The VHL gene, located on the short arm of chromosome 3 (3p25.3), encodes a protein that acts as part of a complex called the complex VCB-CUL2. This complex targets other proteins for degradation by the cell when no longer needed. Protein degradation is a normal process which removes damaged or unnecessary proteins and helps maintain normal cell functions. One objective VCB-CUL2 complex of the HIF-2? is protein. HIF-2? is a subunit of HIF complex that plays a critical role in the body's ability to adapt to changes in oxygen levels. HIF controls several genes involved in cell division, formation of new blood vessels, and the production of erythrocytes. Furthermore, it is the main regulator of the hormone erythropoietin, which controls the production of erythrocytes. HIF function is particularly important when oxygen levels are lower than normal (hypoxia). However, when adequate oxygen is available, the complex VCB-CUL2 makes HIF accumulates inappropriately in cells. The VHL protein probably plays a role in other cellular functions, including regulation of other genes and control of cell division, so this protein is considered a tumor suppressor. The VHL protein is also involved in the formation of the extracellular matrix. They have been described at least 504 mutations in the VHL gene. The mutations described so far have been: missense mutations (226), and cutting mutations -splicing- junction (23), regulatory mutations (1), small deletions (80), small insertions (49), insertions / deletions small ( 10), deletions higher (113) and insertions / higher duplications (2). VHL gene mutations associated with non - syndromic paraganglioma or pheochromocytoma can be inherited or can occur spontaneously (novo or somatic mutations). These changes alter the function of the protein, which causes HIF-2? is not decomposed, and accumulated in the cells. Excess HIF stimulates cells to divide abnormally and triggers the production of blood vessels when they are not needed, which may lead to the development of paraganglioma or pheochromocytoma.

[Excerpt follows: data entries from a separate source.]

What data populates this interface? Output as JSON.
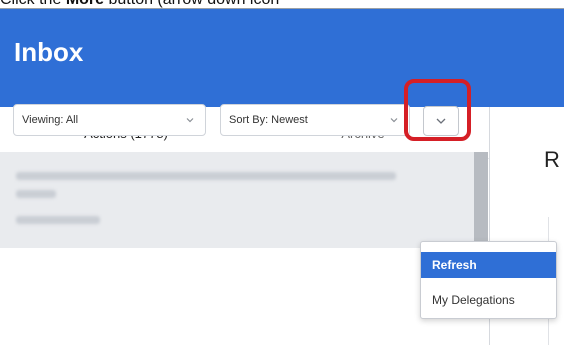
{
  "instruction": {
    "prefix": "Click the",
    "bold": "More",
    "suffix": "button (arrow down icon"
  },
  "header": {
    "title": "Inbox"
  },
  "tabs": [
    {
      "label": "Actions (1778)",
      "active": true
    },
    {
      "label": "Archive",
      "active": false
    }
  ],
  "filters": {
    "viewing": "Viewing: All",
    "sort": "Sort By: Newest"
  },
  "more_button": {
    "icon": "chevron-down-icon"
  },
  "dropdown": {
    "items": [
      {
        "label": "Refresh",
        "selected": true
      },
      {
        "label": "My Delegations",
        "selected": false
      }
    ]
  },
  "right_pane": {
    "title_partial": "R"
  },
  "colors": {
    "brand": "#2f6fd6",
    "highlight": "#d51f26",
    "list_background": "#e9ebee"
  }
}
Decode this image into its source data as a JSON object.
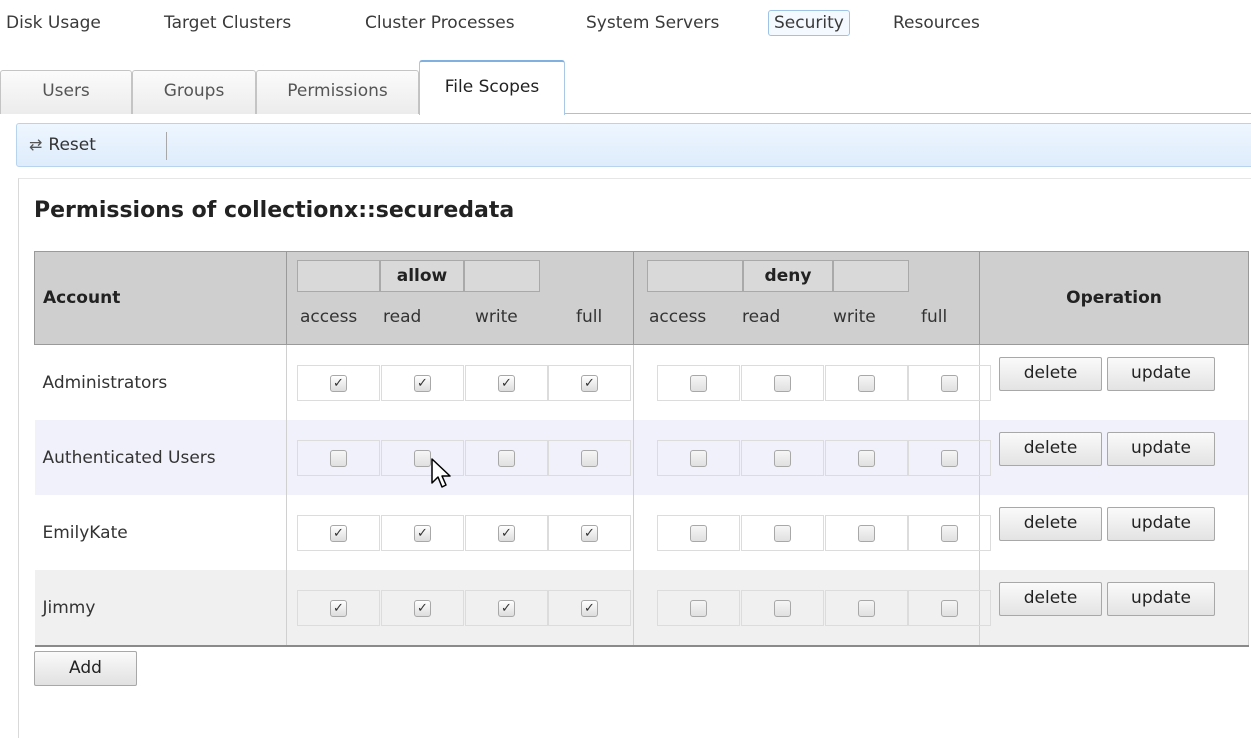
{
  "topnav": {
    "items": [
      "Disk Usage",
      "Target Clusters",
      "Cluster Processes",
      "System Servers",
      "Security",
      "Resources"
    ],
    "active": "Security"
  },
  "subtabs": {
    "items": [
      "Users",
      "Groups",
      "Permissions",
      "File Scopes"
    ],
    "active": "File Scopes"
  },
  "toolbar": {
    "reset_label": "Reset",
    "reset_icon": "refresh-icon"
  },
  "page_title": "Permissions of collectionx::securedata",
  "table": {
    "account_header": "Account",
    "allow_header": "allow",
    "deny_header": "deny",
    "operation_header": "Operation",
    "permission_labels": [
      "access",
      "read",
      "write",
      "full"
    ],
    "rows": [
      {
        "account": "Administrators",
        "allow": [
          true,
          true,
          true,
          true
        ],
        "deny": [
          false,
          false,
          false,
          false
        ]
      },
      {
        "account": "Authenticated Users",
        "allow": [
          false,
          false,
          false,
          false
        ],
        "deny": [
          false,
          false,
          false,
          false
        ]
      },
      {
        "account": "EmilyKate",
        "allow": [
          true,
          true,
          true,
          true
        ],
        "deny": [
          false,
          false,
          false,
          false
        ]
      },
      {
        "account": "Jimmy",
        "allow": [
          true,
          true,
          true,
          true
        ],
        "deny": [
          false,
          false,
          false,
          false
        ]
      }
    ],
    "delete_label": "delete",
    "update_label": "update"
  },
  "add_label": "Add",
  "colors": {
    "header_bg": "#cfcfcf",
    "toolbar_bg": "#e6f1fd",
    "alt_row": "#f1f1fb"
  }
}
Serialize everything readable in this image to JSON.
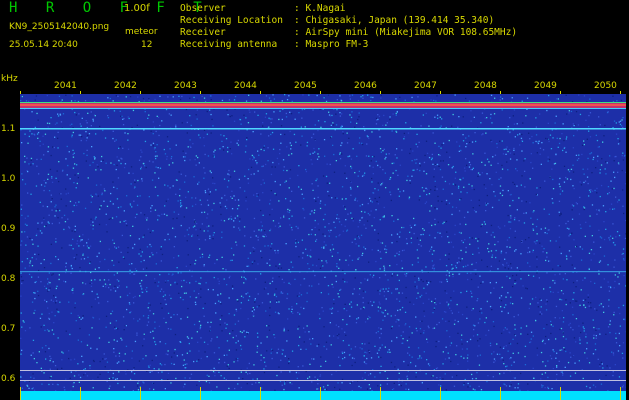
{
  "header": {
    "app_title": "H R O F F T",
    "version": "1.00f",
    "filename": "KN9_2505142040.png",
    "meteor_label": "meteor",
    "datetime": "25.05.14 20:40",
    "count": "12"
  },
  "station_info": [
    {
      "label": "Observer",
      "value": ": K.Nagai"
    },
    {
      "label": "Receiving Location",
      "value": ": Chigasaki, Japan (139.414 35.340)"
    },
    {
      "label": "Receiver",
      "value": ": AirSpy mini (Miakejima VOR 108.65MHz)"
    },
    {
      "label": "Receiving antenna",
      "value": ": Maspro FM-3"
    }
  ],
  "y_axis": {
    "unit": "kHz",
    "ticks": [
      "1.1",
      "1.0",
      "0.9",
      "0.8",
      "0.7",
      "0.6"
    ]
  },
  "x_axis": {
    "ticks": [
      "2041",
      "2042",
      "2043",
      "2044",
      "2045",
      "2046",
      "2047",
      "2048",
      "2049",
      "2050"
    ]
  },
  "colors": {
    "background": "#000000",
    "label": "#d8d800",
    "title": "#00c800",
    "noise_floor": "#1d2fa8",
    "carrier": "#ff4040",
    "bottom_band": "#00e0ff"
  }
}
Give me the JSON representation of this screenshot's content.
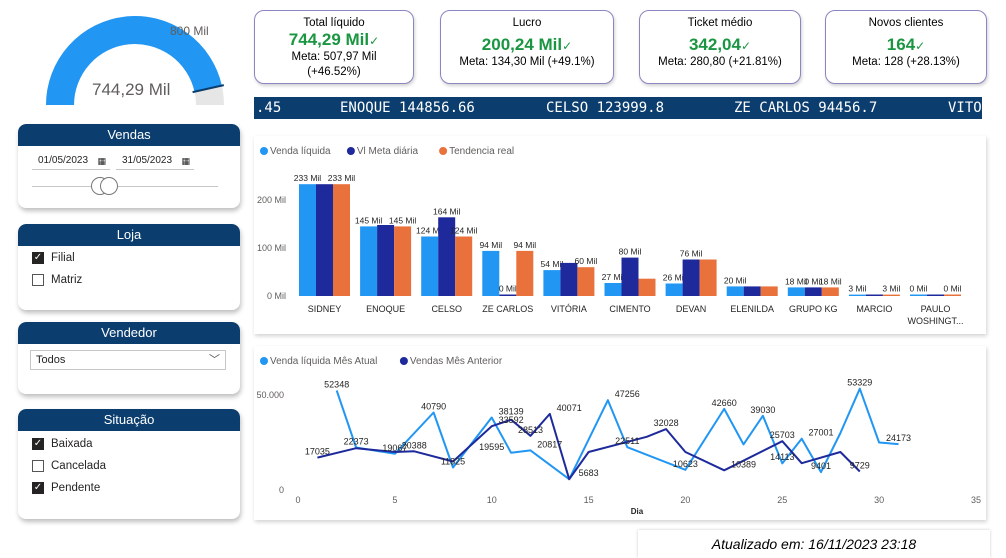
{
  "colors": {
    "accent_navy": "#0b3d6e",
    "light_blue": "#2196f3",
    "dark_blue": "#1e2a9c",
    "orange": "#e8713c",
    "green": "#1a9641"
  },
  "gauge": {
    "value_label": "744,29 Mil",
    "target_label": "800 Mil",
    "value": 744.29,
    "max": 800
  },
  "kpis": [
    {
      "title": "Total líquido",
      "value": "744,29 Mil",
      "meta_line1": "Meta: 507,97 Mil",
      "meta_line2": "(+46.52%)"
    },
    {
      "title": "Lucro",
      "value": "200,24 Mil",
      "meta_line1": "Meta: 134,30 Mil (+49.1%)",
      "meta_line2": ""
    },
    {
      "title": "Ticket médio",
      "value": "342,04",
      "meta_line1": "Meta: 280,80 (+21.81%)",
      "meta_line2": ""
    },
    {
      "title": "Novos clientes",
      "value": "164",
      "meta_line1": "Meta: 128 (+28.13%)",
      "meta_line2": ""
    }
  ],
  "ticker": {
    "items": [
      ".45",
      "ENOQUE 144856.66",
      "CELSO 123999.8",
      "ZE CARLOS 94456.7",
      "VITO"
    ]
  },
  "slicers": {
    "vendas": {
      "title": "Vendas",
      "date_start": "01/05/2023",
      "date_end": "31/05/2023"
    },
    "loja": {
      "title": "Loja",
      "options": [
        {
          "label": "Filial",
          "checked": true
        },
        {
          "label": "Matriz",
          "checked": false
        }
      ]
    },
    "vendedor": {
      "title": "Vendedor",
      "selected": "Todos"
    },
    "situacao": {
      "title": "Situação",
      "options": [
        {
          "label": "Baixada",
          "checked": true
        },
        {
          "label": "Cancelada",
          "checked": false
        },
        {
          "label": "Pendente",
          "checked": true
        }
      ]
    }
  },
  "chart_data": [
    {
      "type": "bar",
      "categories": [
        "SIDNEY",
        "ENOQUE",
        "CELSO",
        "ZE CARLOS",
        "VITÓRIA",
        "CIMENTO",
        "DEVAN",
        "ELENILDA",
        "GRUPO KG",
        "MARCIO",
        "PAULO WOSHINGT..."
      ],
      "series": [
        {
          "name": "Venda líquida",
          "values": [
            233,
            145,
            124,
            94,
            54,
            27,
            26,
            20,
            18,
            3,
            0
          ],
          "labels": [
            "233 Mil",
            "145 Mil",
            "124 Mil",
            "94 Mil",
            "54 Mil",
            "27 Mil",
            "26 Mil",
            "20 Mil",
            "18 Mil",
            "3 Mil",
            "0 Mil"
          ]
        },
        {
          "name": "Vl Meta diária",
          "values": [
            233,
            148,
            164,
            0,
            69,
            80,
            76,
            20,
            18,
            0,
            0
          ],
          "labels": [
            "",
            "",
            "164 Mil",
            "0 Mil",
            "",
            "80 Mil",
            "76 Mil",
            "",
            "0 Mil",
            "",
            ""
          ]
        },
        {
          "name": "Tendencia real",
          "values": [
            233,
            145,
            124,
            94,
            60,
            36,
            76,
            20,
            18,
            3,
            0
          ],
          "labels": [
            "233 Mil",
            "145 Mil",
            "124 Mil",
            "94 Mil",
            "60 Mil",
            "",
            "",
            "",
            "18 Mil",
            "3 Mil",
            "0 Mil"
          ]
        }
      ],
      "y_ticks": [
        "0 Mil",
        "100 Mil",
        "200 Mil"
      ],
      "ylim": [
        0,
        250
      ],
      "legend_position": "top-left"
    },
    {
      "type": "line",
      "xlabel": "Dia",
      "xlim": [
        0,
        35
      ],
      "ylim": [
        0,
        60000
      ],
      "x_ticks": [
        "0",
        "5",
        "10",
        "15",
        "20",
        "25",
        "30",
        "35"
      ],
      "y_ticks": [
        "0",
        "50.000"
      ],
      "legend_position": "top-left",
      "series": [
        {
          "name": "Venda líquida Mês Atual",
          "x": [
            2,
            3,
            5,
            7,
            8,
            10,
            11,
            12,
            14,
            16,
            17,
            20,
            22,
            23,
            24,
            25,
            26,
            27,
            28,
            29,
            30,
            31
          ],
          "y": [
            52348,
            22373,
            19067,
            40790,
            11825,
            38139,
            19595,
            20817,
            5683,
            47256,
            22511,
            10623,
            42660,
            24000,
            39030,
            14000,
            27001,
            9401,
            30000,
            53329,
            25000,
            24173
          ]
        },
        {
          "name": "Vendas Mês Anterior",
          "x": [
            1,
            3,
            5,
            6,
            8,
            10,
            11,
            12,
            13,
            14,
            15,
            18,
            19,
            20,
            22,
            25,
            26,
            28,
            29
          ],
          "y": [
            17035,
            22000,
            20000,
            20388,
            15000,
            33592,
            37000,
            28513,
            40071,
            5683,
            20000,
            28000,
            32028,
            20000,
            10389,
            25703,
            14113,
            20000,
            9729
          ]
        }
      ],
      "point_labels": [
        {
          "x": 2,
          "y": 52348,
          "text": "52348"
        },
        {
          "x": 3,
          "y": 22373,
          "text": "22373"
        },
        {
          "x": 5,
          "y": 19067,
          "text": "19067"
        },
        {
          "x": 1,
          "y": 17035,
          "text": "17035"
        },
        {
          "x": 6,
          "y": 20388,
          "text": "20388"
        },
        {
          "x": 7,
          "y": 40790,
          "text": "40790"
        },
        {
          "x": 8,
          "y": 11825,
          "text": "11825"
        },
        {
          "x": 10,
          "y": 19595,
          "text": "19595"
        },
        {
          "x": 11,
          "y": 38139,
          "text": "38139"
        },
        {
          "x": 11,
          "y": 33592,
          "text": "33592"
        },
        {
          "x": 12,
          "y": 28513,
          "text": "28513"
        },
        {
          "x": 13,
          "y": 20817,
          "text": "20817"
        },
        {
          "x": 14,
          "y": 40071,
          "text": "40071"
        },
        {
          "x": 15,
          "y": 5683,
          "text": "5683"
        },
        {
          "x": 17,
          "y": 47256,
          "text": "47256"
        },
        {
          "x": 17,
          "y": 22511,
          "text": "22511"
        },
        {
          "x": 19,
          "y": 32028,
          "text": "32028"
        },
        {
          "x": 20,
          "y": 10623,
          "text": "10623"
        },
        {
          "x": 22,
          "y": 42660,
          "text": "42660"
        },
        {
          "x": 23,
          "y": 10389,
          "text": "10389"
        },
        {
          "x": 24,
          "y": 39030,
          "text": "39030"
        },
        {
          "x": 25,
          "y": 25703,
          "text": "25703"
        },
        {
          "x": 25,
          "y": 14113,
          "text": "14113"
        },
        {
          "x": 27,
          "y": 27001,
          "text": "27001"
        },
        {
          "x": 27,
          "y": 9401,
          "text": "9401"
        },
        {
          "x": 29,
          "y": 53329,
          "text": "53329"
        },
        {
          "x": 29,
          "y": 9729,
          "text": "9729"
        },
        {
          "x": 31,
          "y": 24173,
          "text": "24173"
        }
      ]
    }
  ],
  "footer": {
    "updated": "Atualizado em: 16/11/2023 23:18"
  }
}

The nonsyndromic paraganglioma is inherited as an autosomal dominant, which means that a copy of the altered gene in each cell is sufficient to increase the risk of developing a paraganglioma or pheochromocytoma. People with mutations in the gene inherited an increased risk of the disease, not the disease itself. Moreover, not all persons concerned have a mutation in the gene, and not all people with a genetic mutation develop the disease. However, most cases of non - syndromic pheochromocytoma and paraganglioma are considered sporadic, meaning that tumors occur in people with no history of disease in your family.
Tests in IVAMI: in IVAMI perform the detection of mutations associated with nonsyndromic paraganglioma, by complete PCR amplification of the exons of the VHL, RET, SDHB, SDHD, TMEM127, SDHA and KIF1B genes, respectively, and subsequent sequencing .
Samples recommended: EDTA blood collected for separation of blood leukocytes, or impregnated sample card with dried blood (IVAMI may mail the card to deposit the blood sample).